Democrats have defended the investigation tactic, saying the records were necessary to examine Trump’s efforts to pressure Republican lawmakers to block certification of the election.
“You never in an investigation tell them, ‘Hey, dude, we’re about to get your phone records,'” said Democrat Ted Lieu of California, a former federal prosecutor. “Of course you wouldn’t tell them. What the Republicans are saying today is just idiotic.”

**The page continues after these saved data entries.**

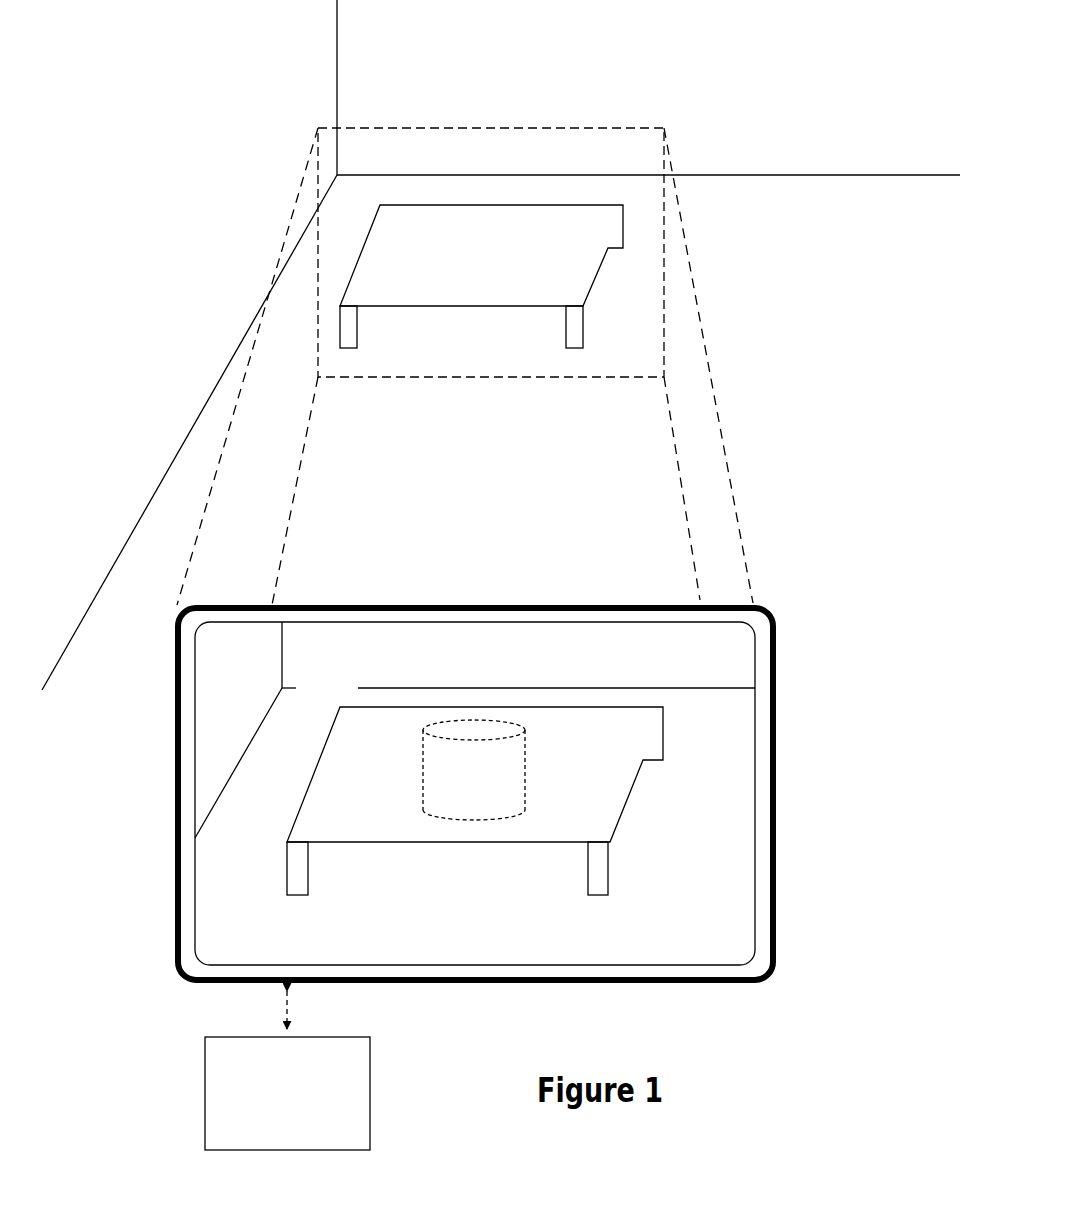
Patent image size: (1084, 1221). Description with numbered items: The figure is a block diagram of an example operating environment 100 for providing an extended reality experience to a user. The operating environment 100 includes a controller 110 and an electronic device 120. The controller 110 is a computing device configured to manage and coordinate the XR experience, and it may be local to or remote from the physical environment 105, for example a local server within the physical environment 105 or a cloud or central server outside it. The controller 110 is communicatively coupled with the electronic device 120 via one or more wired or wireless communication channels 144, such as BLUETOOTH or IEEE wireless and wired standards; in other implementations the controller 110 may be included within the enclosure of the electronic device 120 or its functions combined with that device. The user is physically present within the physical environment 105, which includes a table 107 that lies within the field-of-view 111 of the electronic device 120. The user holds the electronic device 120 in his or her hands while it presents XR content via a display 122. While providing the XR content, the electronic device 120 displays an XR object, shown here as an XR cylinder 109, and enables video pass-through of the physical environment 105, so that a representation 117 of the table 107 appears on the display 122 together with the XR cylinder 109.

The operating environment 100 is at (260, 52).
The physical environment 105 is at (870, 33).
The table 107 is at (523, 204).
The XR cylinder 109 is at (452, 729).
The controller 110 is at (357, 1107).
The field-of-view 111 is at (715, 392).
The representation of the table 117 is at (368, 707).
The electronic device 120 is at (174, 780).
The display 122 is at (210, 688).
The communication channels 144 is at (289, 1011).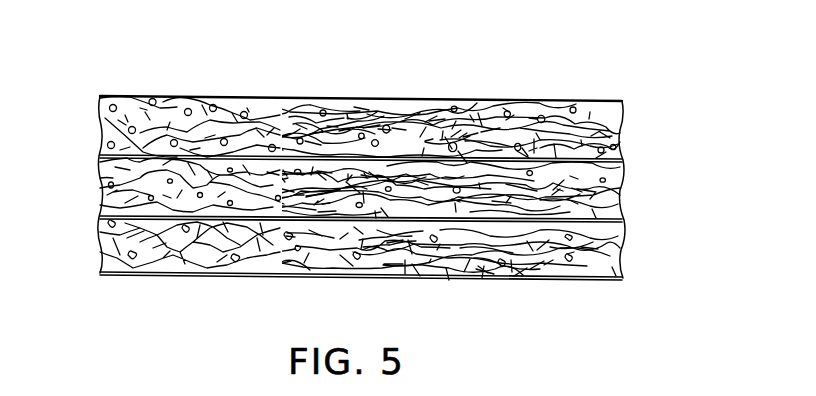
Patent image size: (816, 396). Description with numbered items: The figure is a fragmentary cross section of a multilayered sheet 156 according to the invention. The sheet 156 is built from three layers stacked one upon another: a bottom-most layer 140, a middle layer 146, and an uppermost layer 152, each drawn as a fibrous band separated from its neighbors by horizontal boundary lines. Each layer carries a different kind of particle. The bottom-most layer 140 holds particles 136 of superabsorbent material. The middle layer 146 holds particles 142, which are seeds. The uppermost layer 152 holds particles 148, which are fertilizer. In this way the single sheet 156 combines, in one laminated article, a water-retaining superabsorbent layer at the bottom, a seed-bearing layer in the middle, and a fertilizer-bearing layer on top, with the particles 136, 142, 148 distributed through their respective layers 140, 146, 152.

The sheet 156 is at (271, 66).
The uppermost layer 152 is at (622, 125).
The fertilizer particles 148 is at (151, 97).
The middle layer 146 is at (620, 195).
The seed particles 142 is at (107, 187).
The bottom-most layer 140 is at (622, 258).
The superabsorbent particles 136 is at (572, 279).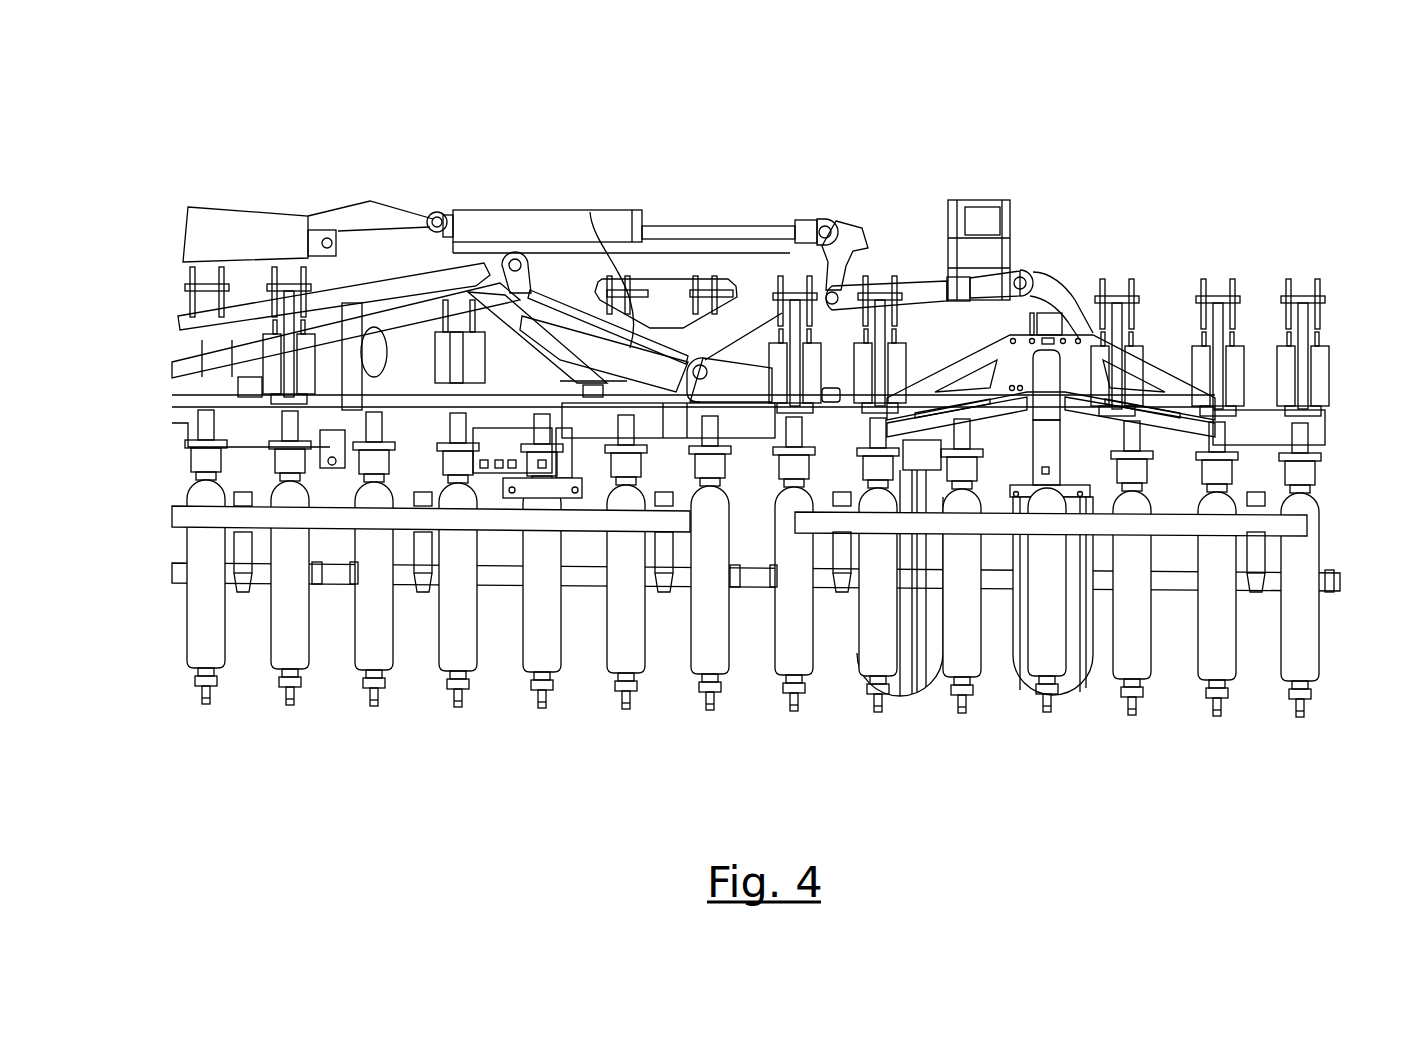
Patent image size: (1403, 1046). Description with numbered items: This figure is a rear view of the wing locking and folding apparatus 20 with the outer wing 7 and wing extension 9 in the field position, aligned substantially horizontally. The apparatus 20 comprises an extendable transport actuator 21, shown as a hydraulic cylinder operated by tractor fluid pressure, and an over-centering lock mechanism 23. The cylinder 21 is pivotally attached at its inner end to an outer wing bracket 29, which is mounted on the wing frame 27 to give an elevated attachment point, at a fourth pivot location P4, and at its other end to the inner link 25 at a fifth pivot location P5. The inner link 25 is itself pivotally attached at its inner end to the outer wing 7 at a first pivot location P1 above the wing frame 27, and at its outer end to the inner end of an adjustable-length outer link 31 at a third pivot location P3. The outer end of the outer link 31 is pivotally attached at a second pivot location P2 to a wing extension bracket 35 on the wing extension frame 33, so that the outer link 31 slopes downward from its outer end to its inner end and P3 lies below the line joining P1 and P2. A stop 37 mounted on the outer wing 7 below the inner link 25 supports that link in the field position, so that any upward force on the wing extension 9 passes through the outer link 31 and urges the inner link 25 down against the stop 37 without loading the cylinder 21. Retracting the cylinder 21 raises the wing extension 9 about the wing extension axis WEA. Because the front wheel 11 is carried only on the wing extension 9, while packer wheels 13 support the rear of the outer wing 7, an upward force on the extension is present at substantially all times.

The outer wing 7 is at (418, 705).
The wing extension 9 is at (1003, 717).
The front wheel 11 is at (900, 697).
The packer wheel 13 is at (1322, 652).
The wing locking and folding apparatus 20 is at (843, 122).
The transport actuator 21 is at (527, 210).
The lock mechanism 23 is at (877, 206).
The inner link 25 is at (683, 220).
The wing frame 27 is at (567, 498).
The outer wing bracket 29 is at (370, 203).
The outer link 31 is at (922, 282).
The wing extension frame 33 is at (1173, 445).
The wing extension bracket 35 is at (1063, 285).
The stop 37 is at (590, 212).
The first pivot location P1 is at (512, 258).
The second pivot location P2 is at (1025, 278).
The third pivot location P3 is at (798, 222).
The fourth pivot location P4 is at (432, 216).
The fifth pivot location P5 is at (827, 220).
The wing extension axis WEA is at (704, 364).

Despite Trump’s denials, judges across the country — including some he appointed to the bench — set aside dozens of legal challenges filed by the Trump campaign and its various surrogates to prevent Biden’s wins in key battleground states in 2020. Recounts, reviews and audits in the battleground states where Trump disputed his loss all affirmed Biden’s victory.
There has never been a coherent explanation among Trump and those who deny Biden won as to how the vote total for the presidential race alone was corrupted while the hundreds of congressional, gubernatorial and myriad other races that were on 2020 ballots were unaffected or contested without incident.
Trump and some of his Republican allies have excoriated the use of expanded mail-in voting in 2020, a time before a vaccine for COVID-19 was widely available, leading to 43 per cent of total votes being cast by mail that year. But the rules did not favour a particular candidate, and Trump won a 2024 election in which it was been estimated that nearly one in three Americans voted by mail, as well as a 2016 election in which more than 20 per cent of votes were cast by mail.
Smith did not get into specific details of the classified documents case — considered by many legal analysts to be the most threatening of the four criminal indictments Trump once faced — as there’s a raging court battle still playing out on whether his report regarding his team’s findings in that case can even be made public.